LABA+ICS/LAMA–>LABA+ICS+LAMA.

37
Q

Four components of diabetes treatment (both types).

A

Patient education.
CV risk management.
Annual review of complications.
Blood glucose lowering therapy.

38
Q

How is CV risk managed in diabetes.

A

If risk factors:
75mg Aspirin daily (or if >50yo in T2DM).
20-40mg Simvastatin (or if >40 in T2DM).

39
Q

What is checked at a diabetes annual review, and what does it measure.

A

Albumin-creatinine ratio (ACR): indicator of diabetic neuropathy and predictor of CV disease.

ACR >3mg/mmol needs treating with and ACEi.

40
Q

Blood glucose lowering therapy in T1DM.

A

Insulin.

Never give hypoglycaemic medications.

41
Q

Blood glucose lowering therapy in T2DM (stepwise management).

A

– Metformin 500mg with breakfast. If low/normal weight with creatinine >150micromol/L use sulphonylurea instead.
– Increase dose to maximum.
– With metformin: +sulphonylurea; with sulphonylurea + gliptin.
– Add insulin, consult with diabetologist.

42
Q

Medications to treat parkinson’s

A

Co-beneldopa.

Co-careldopa.

43
Q

Antiepileptic drugs and which seizure they’re used for.

A
Tonic-clonic – sodium valproate.
Absence – sodium valproate/ethosuximide.
Myoclonic – sodium valproate.
Tonic – sodium valproate.
Focal – carbamazepine or lamotrigine.
44
Q

Lamotrigine side effects.

A

Rash

Rarely, Steven-Johnson syndrome.

45
Q

Carbamazepine side effects.

A
Rash.
Dysarthria.
Nystagmus.
Ataxia.
Hyponatraemia.
46
Q

Phenytoin side effects.

A

Ataxis.
Peripheral neuropathy.
Gum hyperplasia.
Hepatotoxicity.

47
Q

Sodium valproate side effects.

A

Tremor.
Teratogenic.
Tubby (weight gain).

48
Q

Which anti-epileptic should be given in pregnancy.

A

Lamotrigine.

49
Q

Which antiepileptic do you avoid using and why.

A

Phenytoin for its narrow therapeutic index.

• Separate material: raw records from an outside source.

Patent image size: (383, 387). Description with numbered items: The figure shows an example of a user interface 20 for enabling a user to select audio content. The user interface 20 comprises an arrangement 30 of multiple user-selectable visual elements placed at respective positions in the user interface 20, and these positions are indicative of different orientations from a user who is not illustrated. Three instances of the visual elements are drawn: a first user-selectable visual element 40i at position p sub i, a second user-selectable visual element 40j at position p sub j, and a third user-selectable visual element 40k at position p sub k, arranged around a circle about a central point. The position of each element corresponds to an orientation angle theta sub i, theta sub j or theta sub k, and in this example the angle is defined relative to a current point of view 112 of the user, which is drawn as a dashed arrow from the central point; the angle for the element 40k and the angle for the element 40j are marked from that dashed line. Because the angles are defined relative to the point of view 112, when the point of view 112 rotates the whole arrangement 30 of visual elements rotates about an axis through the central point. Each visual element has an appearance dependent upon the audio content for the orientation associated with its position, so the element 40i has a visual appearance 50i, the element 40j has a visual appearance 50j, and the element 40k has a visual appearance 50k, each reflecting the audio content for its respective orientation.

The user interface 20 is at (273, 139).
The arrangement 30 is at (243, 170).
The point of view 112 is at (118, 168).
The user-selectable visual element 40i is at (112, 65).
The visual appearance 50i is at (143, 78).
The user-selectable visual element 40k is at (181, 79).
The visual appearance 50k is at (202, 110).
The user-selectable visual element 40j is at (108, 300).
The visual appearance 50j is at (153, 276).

Only used if patient is in status epilepticus and cannot swallow.

50
Q

Licensed drugs for Alzheimers.

A

Donepezil.
Rivastigmine.
Galantamine.
Memantine – severe.

51
Q

Medication to induce remission in Crohn’s.

A

Mild flare – 30mg prednisolone daily.

Severe flare – hydrocortisone 100mg 6-hourly IV with supportive treatment.

52
Q

Medicine to maintain Crohn’s remission.

A

Azathioprine.
6-mercaptopurine.

If contraindicated (due to low TPMT) then use methotrexate.

53
Q

Long term RA treatment.

A

Methotrexate and one disease modifying antirheumatic drug (sulfasalazine or hydroxychloroquine)

54
Q

RA flare treatment.

A

Short term glucocorticosteroids (IM methylprednisolone).
Short term NSAIDS (ibuprofen with lansoprazole gastric protection)
Reinstate DMARD if dose previously reduced.